Anything that reduces your stress can be a stress-reduction activity; here, you’ll find a list of suggestions for soothing a jumpy sympathetic nervous system. These are tried-and-true stress busters. The important thing is for you to pick something you can commit to, because balancing your autonomic nervous system is like everything else you are trying to change in your brain: it takes practice. Many people use meditation, yoga, and other forms of mindfulness, but if these aren’t for you, think of what does decrease your stress. If playing with your children at the end of the day allows you to feel safe and out of the stressful world, then build this activity into your day. If going for a run at lunch allows you to dispel the neurochemicals of distress, then make time for it. The goal is to counteract the ongoing stress that comes from spending much of your time in a culture that undermines your primary way to reduce stress: growth-fostering relationships.

C.A.R.E. FOR LIFE

As I’ve just noted, balancing your autonomic nervous system takes practice. So does strengthening all four of your C.A.R.E. pathways. Not only does it take practice to heal your connected brain, it is a practice, in the same sense that yoga or meditation is a practice. At first, learning to nourish your neural pathways for feeling Calm, Accepted, Resonant, and Energetic will feel awkward. It may feel as if you’re working against everything your culture has taught you about relationships—and, in fact, that’s exactly what you’re doing. But work on the C.A.R.E. pathways often enough and they will thrive. Soon, growing and sustaining healthy relationships will feel more natural.
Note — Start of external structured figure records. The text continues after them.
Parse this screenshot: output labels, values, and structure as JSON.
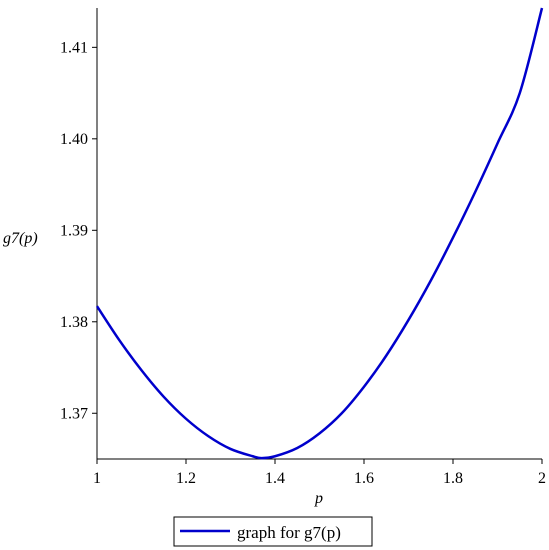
{
  "chart_data": {
    "type": "line",
    "xlabel": "p",
    "ylabel": "g7(p)",
    "xlim": [
      1,
      2
    ],
    "ylim": [
      1.365,
      1.4143
    ],
    "x_ticks": [
      1,
      1.2,
      1.4,
      1.6,
      1.8,
      2
    ],
    "x_tick_labels": [
      "1",
      "1.2",
      "1.4",
      "1.6",
      "1.8",
      "2"
    ],
    "y_ticks": [
      1.37,
      1.38,
      1.39,
      1.4,
      1.41
    ],
    "y_tick_labels": [
      "1.37",
      "1.38",
      "1.39",
      "1.40",
      "1.41"
    ],
    "grid": false,
    "legend_position": "bottom-center",
    "series": [
      {
        "name": "graph for g7(p)",
        "color": "#0000cc",
        "x": [
          1.0,
          1.05,
          1.1,
          1.15,
          1.2,
          1.25,
          1.3,
          1.35,
          1.37,
          1.4,
          1.45,
          1.5,
          1.55,
          1.6,
          1.65,
          1.7,
          1.75,
          1.8,
          1.85,
          1.9,
          1.95,
          2.0
        ],
        "y": [
          1.3817,
          1.378,
          1.3747,
          1.3718,
          1.3694,
          1.3675,
          1.3661,
          1.3653,
          1.3651,
          1.3653,
          1.3662,
          1.3678,
          1.37,
          1.3729,
          1.3763,
          1.3802,
          1.3845,
          1.3892,
          1.3942,
          1.3995,
          1.405,
          1.4143
        ]
      }
    ]
  }
}
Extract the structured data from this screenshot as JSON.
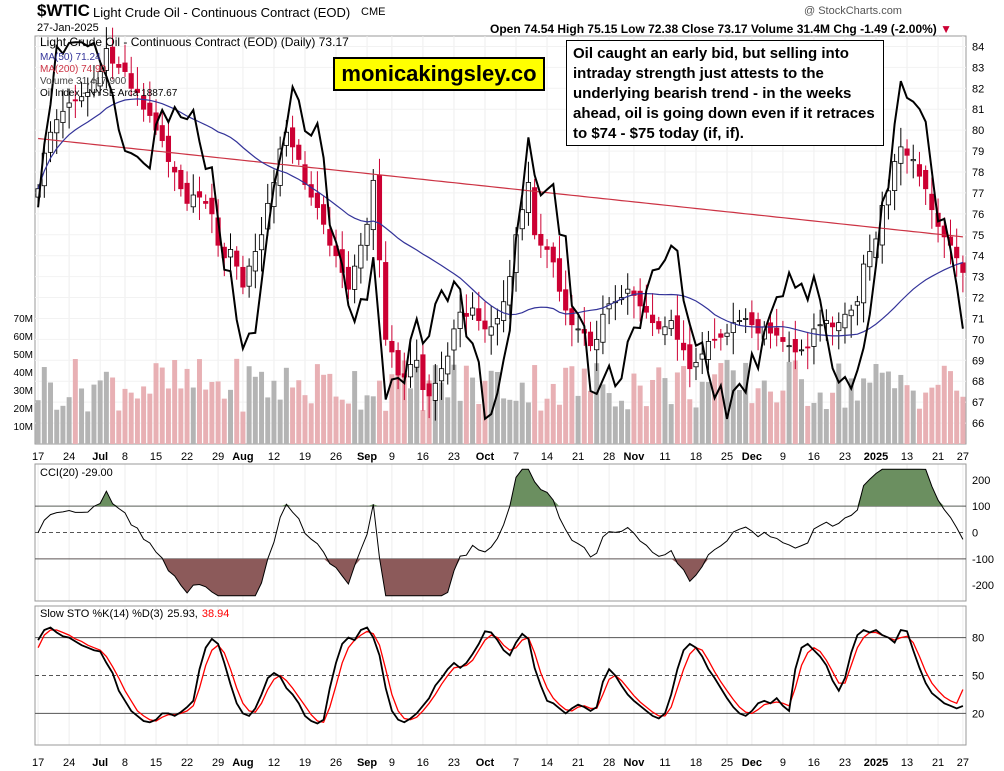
{
  "header": {
    "symbol": "$WTIC",
    "name": "Light Crude Oil - Continuous Contract (EOD)",
    "exchange": "CME",
    "date": "27-Jan-2025",
    "open_label": "Open",
    "open": "74.54",
    "high_label": "High",
    "high": "75.15",
    "low_label": "Low",
    "low": "72.38",
    "close_label": "Close",
    "close": "73.17",
    "volume_label": "Volume",
    "volume": "31.4M",
    "chg_label": "Chg",
    "chg": "-1.49 (-2.00%)",
    "credit": "@ StockCharts.com"
  },
  "legend": {
    "main": "Light Crude Oil - Continuous Contract (EOD) (Daily) 73.17",
    "ma50": "MA(50) 71.24",
    "ma200": "MA(200) 74.90",
    "volume": "Volume 31,417,900",
    "oil_index": "Oil Index - NYSE Arca 1887.67",
    "cci": "CCI(20) -29.00",
    "sto_prefix": "Slow STO %K(14) %D(3)",
    "sto_k": "25.93,",
    "sto_d": "38.94"
  },
  "annotation": "Oil caught an early bid, but selling into intraday strength just attests to the underlying bearish trend - in the weeks ahead, oil is going down even if it retraces to $74 - $75 today (if, if).",
  "watermark": "monicakingsley.co",
  "colors": {
    "up": "#ffffff",
    "down": "#cc0033",
    "ma50": "#333399",
    "ma200": "#cc3344",
    "index": "#000000",
    "vol_up": "#b4b4b4",
    "vol_down": "#e8b0b4",
    "cci_fill_pos": "#6b8f60",
    "cci_fill_neg": "#8c5a5a",
    "sto_d": "#ff0000"
  },
  "chart_data": [
    {
      "type": "candlestick",
      "panel": "price",
      "ylim": [
        65,
        84.5
      ],
      "y_ticks": [
        66,
        67,
        68,
        69,
        70,
        71,
        72,
        73,
        74,
        75,
        76,
        77,
        78,
        79,
        80,
        81,
        82,
        83,
        84
      ],
      "volume_ticks": [
        "10M",
        "20M",
        "30M",
        "40M",
        "50M",
        "60M",
        "70M"
      ],
      "volume_lim": [
        0,
        80
      ],
      "x_labels": [
        {
          "i": 0,
          "t": "17"
        },
        {
          "i": 5,
          "t": "24"
        },
        {
          "i": 10,
          "t": "Jul"
        },
        {
          "i": 14,
          "t": "8"
        },
        {
          "i": 19,
          "t": "15"
        },
        {
          "i": 24,
          "t": "22"
        },
        {
          "i": 29,
          "t": "29"
        },
        {
          "i": 33,
          "t": "Aug"
        },
        {
          "i": 38,
          "t": "12"
        },
        {
          "i": 43,
          "t": "19"
        },
        {
          "i": 48,
          "t": "26"
        },
        {
          "i": 53,
          "t": "Sep"
        },
        {
          "i": 57,
          "t": "9"
        },
        {
          "i": 62,
          "t": "16"
        },
        {
          "i": 67,
          "t": "23"
        },
        {
          "i": 72,
          "t": "Oct"
        },
        {
          "i": 77,
          "t": "7"
        },
        {
          "i": 82,
          "t": "14"
        },
        {
          "i": 87,
          "t": "21"
        },
        {
          "i": 92,
          "t": "28"
        },
        {
          "i": 96,
          "t": "Nov"
        },
        {
          "i": 101,
          "t": "11"
        },
        {
          "i": 106,
          "t": "18"
        },
        {
          "i": 111,
          "t": "25"
        },
        {
          "i": 115,
          "t": "Dec"
        },
        {
          "i": 120,
          "t": "9"
        },
        {
          "i": 125,
          "t": "16"
        },
        {
          "i": 130,
          "t": "23"
        },
        {
          "i": 135,
          "t": "2025"
        },
        {
          "i": 140,
          "t": "13"
        },
        {
          "i": 145,
          "t": "21"
        },
        {
          "i": 149,
          "t": "27"
        }
      ],
      "close": [
        77.2,
        78.9,
        79.9,
        80.5,
        80.9,
        81.3,
        81.4,
        81.6,
        81.8,
        82.4,
        82.8,
        83.9,
        83.2,
        83.0,
        82.8,
        82.0,
        81.8,
        81.0,
        80.7,
        80.0,
        79.5,
        78.5,
        78.0,
        77.2,
        76.5,
        76.9,
        76.8,
        76.5,
        76.0,
        74.5,
        73.9,
        74.3,
        73.5,
        72.5,
        73.5,
        74.2,
        75.0,
        76.5,
        77.5,
        79.1,
        79.9,
        79.2,
        78.6,
        77.4,
        76.8,
        76.3,
        75.5,
        74.5,
        74.0,
        73.2,
        72.4,
        73.5,
        74.5,
        75.5,
        77.6,
        73.8,
        70.0,
        69.4,
        68.3,
        68.2,
        68.8,
        69.0,
        67.6,
        67.3,
        67.9,
        68.6,
        69.2,
        70.5,
        71.3,
        71.1,
        71.5,
        70.9,
        70.5,
        70.6,
        71.0,
        71.8,
        73.0,
        75.0,
        76.2,
        77.5,
        75.0,
        74.5,
        74.3,
        73.7,
        72.3,
        71.4,
        70.7,
        70.5,
        70.3,
        69.7,
        70.0,
        71.2,
        71.7,
        71.8,
        72.0,
        72.4,
        72.1,
        71.6,
        71.3,
        70.8,
        70.5,
        70.6,
        70.9,
        70.0,
        69.5,
        68.6,
        68.9,
        69.3,
        69.9,
        70.0,
        70.1,
        70.3,
        70.8,
        70.9,
        71.0,
        70.7,
        70.3,
        70.6,
        70.3,
        70.2,
        69.9,
        69.7,
        69.4,
        69.5,
        69.6,
        70.5,
        70.7,
        70.9,
        70.6,
        70.8,
        71.2,
        71.4,
        71.8,
        73.6,
        74.2,
        74.8,
        76.4,
        77.1,
        78.5,
        79.2,
        78.8,
        78.6,
        77.8,
        77.2,
        76.2,
        75.4,
        74.9,
        74.5,
        73.9,
        73.2
      ],
      "sto_k": [
        78,
        86,
        88,
        84,
        81,
        80,
        77,
        74,
        72,
        70,
        69,
        60,
        52,
        38,
        30,
        22,
        18,
        14,
        13,
        15,
        20,
        20,
        18,
        21,
        25,
        30,
        55,
        72,
        79,
        75,
        60,
        43,
        28,
        20,
        18,
        24,
        35,
        48,
        52,
        49,
        40,
        35,
        28,
        18,
        14,
        12,
        15,
        40,
        60,
        75,
        80,
        78,
        86,
        88,
        80,
        66,
        40,
        22,
        15,
        13,
        16,
        20,
        26,
        32,
        42,
        48,
        55,
        60,
        56,
        60,
        67,
        75,
        85,
        84,
        78,
        70,
        66,
        76,
        83,
        79,
        56,
        42,
        30,
        28,
        24,
        20,
        24,
        27,
        25,
        22,
        25,
        45,
        55,
        50,
        42,
        35,
        30,
        26,
        22,
        18,
        16,
        20,
        35,
        55,
        70,
        75,
        72,
        65,
        55,
        48,
        40,
        32,
        25,
        20,
        18,
        22,
        28,
        30,
        28,
        32,
        26,
        22,
        55,
        72,
        75,
        70,
        65,
        58,
        46,
        38,
        48,
        68,
        82,
        86,
        84,
        86,
        82,
        80,
        76,
        86,
        85,
        70,
        56,
        44,
        36,
        32,
        28,
        26,
        24,
        25.93
      ],
      "sto_d": [
        72,
        82,
        86,
        86,
        84,
        82,
        79,
        77,
        74,
        72,
        70,
        65,
        57,
        48,
        38,
        30,
        22,
        18,
        15,
        14,
        17,
        19,
        19,
        20,
        22,
        26,
        40,
        58,
        70,
        74,
        68,
        55,
        40,
        28,
        22,
        21,
        28,
        39,
        47,
        50,
        46,
        40,
        33,
        26,
        19,
        14,
        13,
        25,
        42,
        60,
        72,
        78,
        82,
        85,
        83,
        74,
        55,
        35,
        22,
        16,
        15,
        17,
        22,
        28,
        35,
        43,
        50,
        56,
        57,
        58,
        62,
        70,
        78,
        82,
        80,
        74,
        70,
        72,
        78,
        80,
        68,
        52,
        40,
        32,
        27,
        23,
        22,
        25,
        26,
        24,
        24,
        35,
        47,
        50,
        46,
        40,
        34,
        29,
        25,
        21,
        18,
        18,
        25,
        40,
        55,
        67,
        72,
        70,
        62,
        53,
        45,
        38,
        31,
        25,
        21,
        20,
        23,
        27,
        28,
        29,
        28,
        26,
        40,
        58,
        68,
        72,
        69,
        62,
        53,
        44,
        44,
        58,
        72,
        80,
        84,
        84,
        82,
        80,
        78,
        80,
        81,
        76,
        65,
        53,
        44,
        38,
        33,
        30,
        28,
        38.94
      ],
      "cci_ticks": [
        -200,
        -100,
        0,
        100,
        200
      ],
      "sto_ticks": [
        20,
        50,
        80
      ]
    }
  ]
}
It is time to send parents a new instruction manual for raising their children; it is time to send our children a new set of rules for interacting with friends and enemies; it is time to make our business leaders a new template for helping employees work cooperatively; and it is time to teach our world leaders how to guide their communities to fulfill their capacities to connect. We need an approach to human relationships that accurately reflects how interconnected we all are and nourishes our ability to use healthy relationships for richer, healthier lives.

It’s often said that a culture changes one person at a time, and that the only person you can change is yourself. But when you realize that we are not separated by strict boundaries, and that our relationships have a neurological life that unfolds inside the brains and minds of everyone we encounter, those statements seem too limiting. The minute you make a change in the way you relate to people—when you become less judgmental, more curious, less fearful, more accepting—you also make a shift in the places where you and other people overlap. When you improve your pathways for connection, the artificial walls that support the separation mentality melt away; those boundaries transform into rich areas of human interface, abuzz with growth and energy.

In other words, when a relationship changes, it quite literally changes the minds of everyone in that relationship. Your own transformation isn’t limited to yourself alone, because you are not alone. We live within one another.